Quella bambina con cui si era incontrata mercoledì non le usciva dalla testa. Piccola, sembrava di mezzo anno, quasi immobile, con lo sguardo annebbiato…
Due figli adulti, una vita tranquilla e regolare, lavoro, marito, casa, faccende domestiche. Desiderava così tanto una figlia – allegra, birichina, sorridente… Ma quella piccola potrebbe mai diventare così?
“Mi hai sentito, hai capito, è cieca e sorda?”

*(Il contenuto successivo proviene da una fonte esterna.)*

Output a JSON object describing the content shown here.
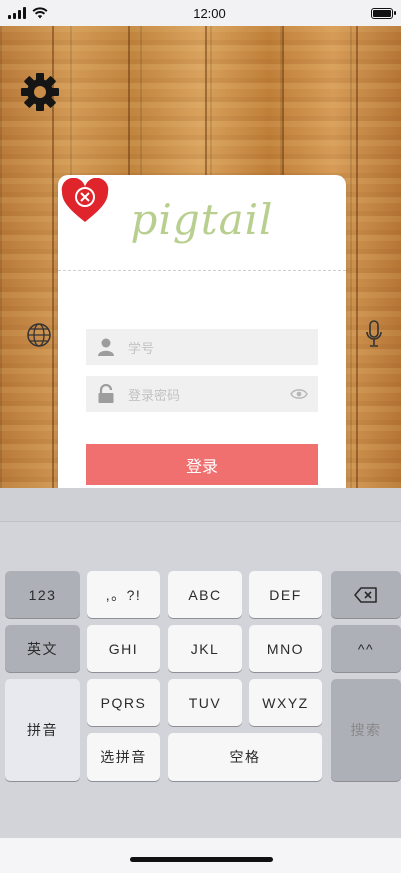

Il miracolo dell'amore. Ha adottato una bambina cieca e sorda e ha ricevuto la figlia che aveva sognato per tutta la vita. Questa storia non è una finzione e...

“Sì, la mia udito è perfetto!” Lena sentì che stava perdendo il controllo. Prendere una decisione non era facile, e non voleva proprio dimostrare niente a nessuno, temeva di non avere abbastanza argomenti, – ho sentito tutto e ho capito tutto. Ho firmato il consenso, questa bambina è mia figlia.

“Non regge nemmeno la testa, a 11 mesi!! Avreste aspettato un mese, avreste fatto domanda per l’invalidità…”
A quel punto Lena esplose improvvisamente:

“Quindi è per questo che non hanno neanche visitato il bambino in sei mesi! Ecco perché non hanno fatto nessun esame! State solo aspettando che sia ufficialmente riconosciuta invalida, così il ricovero per bambini riceverà più soldi per mantenerla?! Vi ho capiti giusto?”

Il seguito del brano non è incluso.